I know masochists, I have played with masochists, and let me tell you, I am no masochist. (Nor am I an algophiliac.)

She apologized, and going back to knives I started to feel overstimulated. At least I thought that at the time, and asked for no more than 10 minutes; but in retrospect it was not so much overstimulation as the way I was processing the knives changed. My tormentors agreed to 10 minutes, intending to take full measure of that time, and then about 30 seconds later, I got bit, hard, in the leg. This was also Unpleasant Hurt.

I reacted badly. 

I kneed the biter in the head.

I was tied, so got no solid contact. But that was it and I wanted out. I normally like being bitten. Or rather, I like having been bitten, especially big meaty bites like that. (I tend to like the after effects of having been bitten more than the being bitten itself - this is similar to how I like being pierced.) But while usually bites are a good thing, and indeed I have a run of pretty bite marks down my back from that evening - this was simply intolerable.

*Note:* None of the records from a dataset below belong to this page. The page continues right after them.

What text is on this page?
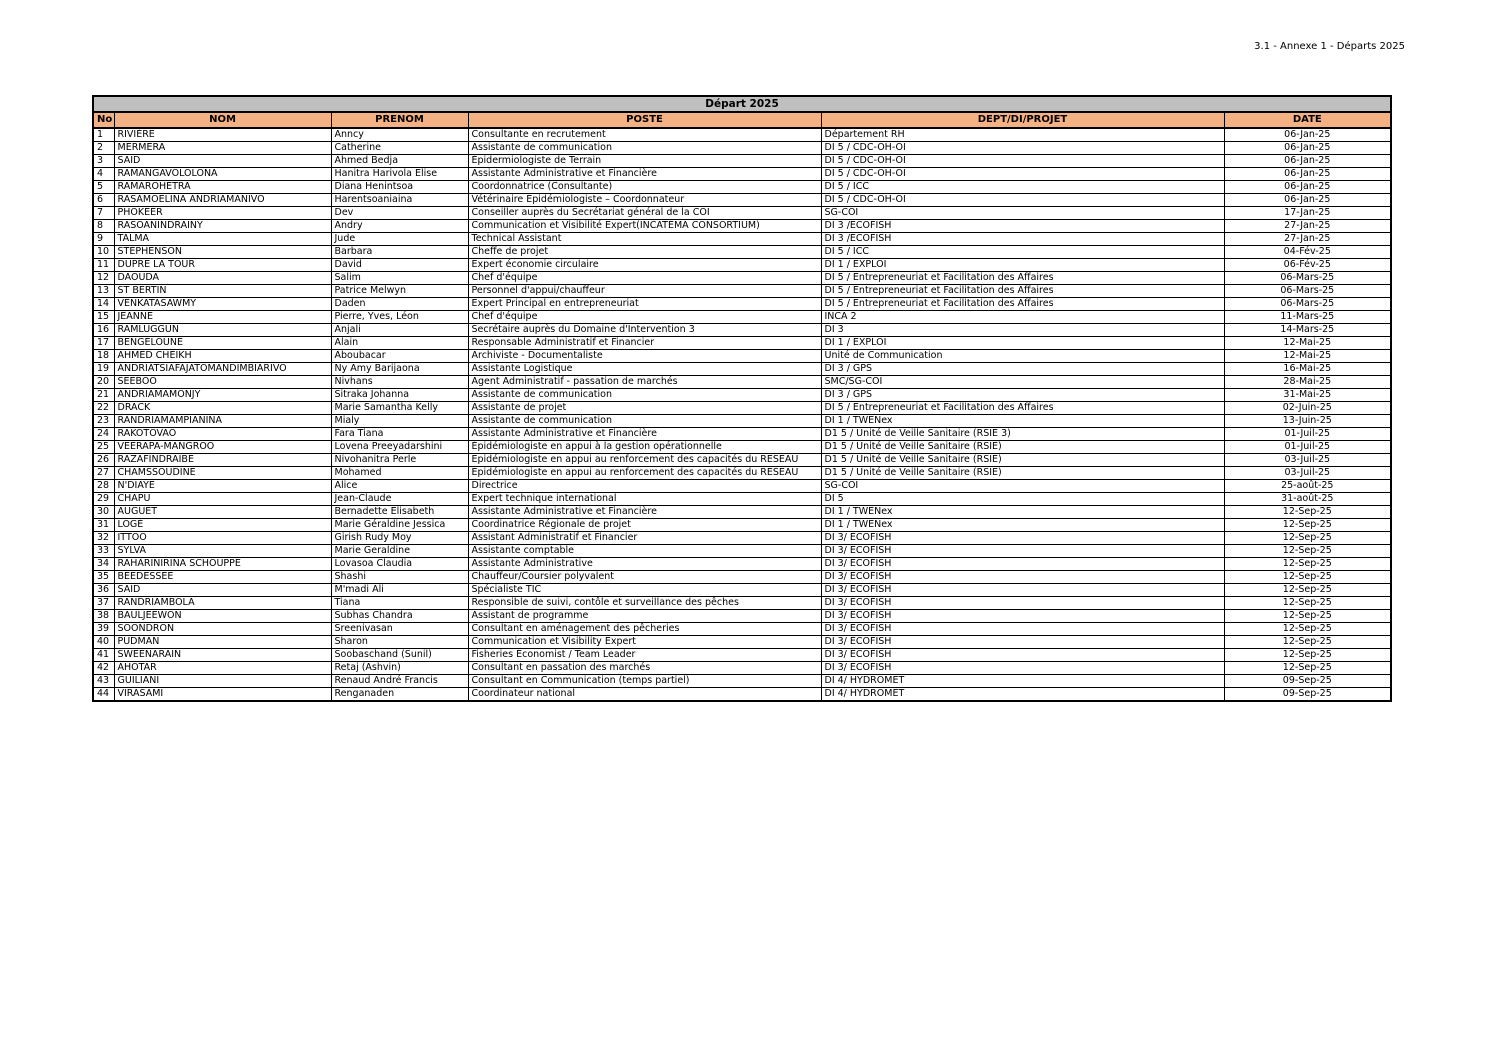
3.1 - Annexe 1 - Départs 2025
Départ 2025					
No	NOM	PRENOM	POSTE	DEPT/DI/PROJET	DATE
1	RIVIÈRE	Anncy	Consultante en recrutement	Département RH	06-Jan-25
2	MERMERA	Catherine	Assistante de communication	DI 5 / CDC-OH-OI	06-Jan-25
3	SAID	Ahmed Bedja	Épidermiologiste de Terrain	DI 5 / CDC-OH-OI	06-Jan-25
4	RAMANGAVOLOLONA	Hanitra Harivola Elise	Assistante Administrative et Financière	DI 5 / CDC-OH-OI	06-Jan-25
5	RAMAROHETRA	Diana Henintsoa	Coordonnatrice (Consultante)	DI 5 / ICC	06-Jan-25
6	RASAMOELINA ANDRIAMANIVO	Harentsoaniaina	Vétérinaire Epidémiologiste – Coordonnateur	DI 5 / CDC-OH-OI	06-Jan-25
7	PHOKEER	Dev	Conseiller auprès du Secrétariat général de la COI	SG-COI	17-Jan-25
8	RASOANINDRAINY	Andry	Communication et Visibilité Expert(INCATEMA CONSORTIUM)	DI 3 /ECOFISH	27-Jan-25
9	TALMA	Jude	Technical Assistant	DI 3 /ECOFISH	27-Jan-25
10	STEPHENSON	Barbara	Cheffe de projet	DI 5 / ICC	04-Fév-25
11	DUPRE LA TOUR	David	Expert économie circulaire	DI 1 / EXPLOI	06-Fév-25
12	DAOUDA	Salim	Chef d'équipe	DI 5 / Entrepreneuriat et Facilitation des Affaires	06-Mars-25
13	ST BERTIN	Patrice Melwyn	Personnel d'appui/chauffeur	DI 5 / Entrepreneuriat et Facilitation des Affaires	06-Mars-25
14	VENKATASAWMY	Daden	Expert Principal en entrepreneuriat	DI 5 / Entrepreneuriat et Facilitation des Affaires	06-Mars-25
15	JEANNE	Pierre, Yves, Léon	Chef d'équipe	INCA 2	11-Mars-25
16	RAMLUGGUN	Anjali	Secrétaire auprès du Domaine d'Intervention 3	DI 3	14-Mars-25
17	BENGELOUNE	Alain	Responsable Administratif et Financier	DI 1 / EXPLOI	12-Mai-25
18	AHMED CHEIKH	Aboubacar	Archiviste - Documentaliste	Unité de Communication	12-Mai-25
19	ANDRIATSIAFAJATOMANDIMBIARIVO	Ny Amy Barijaona	Assistante Logistique	DI 3 / GPS	16-Mai-25
20	SEEBOO	Nivhans	Agent Administratif - passation de marchés	SMC/SG-COI	28-Mai-25
21	ANDRIAMAMONJY	Sitraka Johanna	Assistante de communication	DI 3 / GPS	31-Mai-25
22	DRACK	Marie Samantha Kelly	Assistante de projet	DI 5 / Entrepreneuriat et Facilitation des Affaires	02-Juin-25
23	RANDRIAMAMPIANINA	Mialy	Assistante de communication	DI 1 / TWENex	13-Juin-25
24	RAKOTOVAO	Fara Tiana	Assistante Administrative et Financière	D1 5 / Unité de Veille Sanitaire (RSIE 3)	01-Juil-25
25	VEERAPA-MANGROO	Lovena Preeyadarshini	Épidémiologiste en appui à la gestion opérationnelle	D1 5 / Unité de Veille Sanitaire (RSIE)	01-Juil-25
26	RAZAFINDRAIBE	Nivohanitra Perle	Epidémiologiste en appui au renforcement des capacités du RESEAU	D1 5 / Unité de Veille Sanitaire (RSIE)	03-Juil-25
27	CHAMSSOUDINE	Mohamed	Epidémiologiste en appui au renforcement des capacités du RESEAU	D1 5 / Unité de Veille Sanitaire (RSIE)	03-Juil-25
28	N'DIAYE	Alice	Directrice	SG-COI	25-août-25
29	CHAPU	Jean-Claude	Expert technique international	DI 5	31-août-25
30	AUGUET	Bernadette Elisabeth	Assistante Administrative et Financière	DI 1 / TWENex	12-Sep-25
31	LOGÉ	Marie Géraldine Jessica	Coordinatrice Régionale de projet	DI 1 / TWENex	12-Sep-25
32	ITTOO	Girish Rudy Moy	Assistant Administratif et Financier	DI 3/ ECOFISH	12-Sep-25
33	SYLVA	Marie Geraldine	Assistante comptable	DI 3/ ECOFISH	12-Sep-25
34	RAHARINIRINA SCHOUPPE	Lovasoa Claudia	Assistante Administrative	DI 3/ ECOFISH	12-Sep-25
35	BEEDESSEE	Shashi	Chauffeur/Coursier polyvalent	DI 3/ ECOFISH	12-Sep-25
36	SAID	M'madi Ali	Spécialiste TIC	DI 3/ ECOFISH	12-Sep-25
37	RANDRIAMBOLA	Tiana	Responsible de suivi, contôle et surveillance des pêches	DI 3/ ECOFISH	12-Sep-25
38	BAULJEEWON	Subhas Chandra	Assistant de programme	DI 3/ ECOFISH	12-Sep-25
39	SOONDRON	Sreenivasan	Consultant en aménagement des pêcheries	DI 3/ ECOFISH	12-Sep-25
40	PUDMAN	Sharon	Communication et Visibility Expert	DI 3/ ECOFISH	12-Sep-25
41	SWEENARAIN	Soobaschand (Sunil)	Fisheries Economist / Team Leader	DI 3/ ECOFISH	12-Sep-25
42	AHOTAR	Retaj (Ashvin)	Consultant en passation des marchés	DI 3/ ECOFISH	12-Sep-25
43	GUILIANI	Renaud André Francis	Consultant en Communication (temps partiel)	DI 4/ HYDROMET	09-Sep-25
44	VIRASAMI	Renganaden	Coordinateur national	DI 4/ HYDROMET	09-Sep-25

I can only chalk it up to something about the way I process pain. It seems pain is like a menu of flavours, and some go together in my head and some don’t. Knife on top of piercings? - A fine match of strong red with a full-flavoured main course. Biting on top of knifing? - Chocolate milk poured in my soup.  

As I said, I am neither an algophiliac nor a masochist. I don’t process pain as pleasure and hurting me doesn’t want to make me fuck you. (It doesn’t mean I won’t want to fuck you afterwards, but it isn’t a button that makes me "hot".) That wasn’t new for me.

What was new was learning I combine different pains differently. Interestingly, I have heard (and have played with bottoms for whom this is true) that switching a sensation helps some people process better, shifting from one type of pain to another prevents them from being overstimulated.  This was specifically mentione for sting and thud.  Since it has been a long time since I was hit, I really don’t know how that would work on me. Perhaps sting/thud go together well in my case. But knife/bite didn’t. Really didn’t. It is something I am going to have to remember to keep in mind next time I am topping someone.

Of course, I shouldn’t assume everyone is wired the way I am, as I know some who a bite after that would be bliss. Indeed, assuming people are wired the way you are is almost invariably a recipe for disaster. And maybe another day in another way that combo would work. But it certainly seems that this weekend I am not someone who likes different styles of pain layered on top of other pain.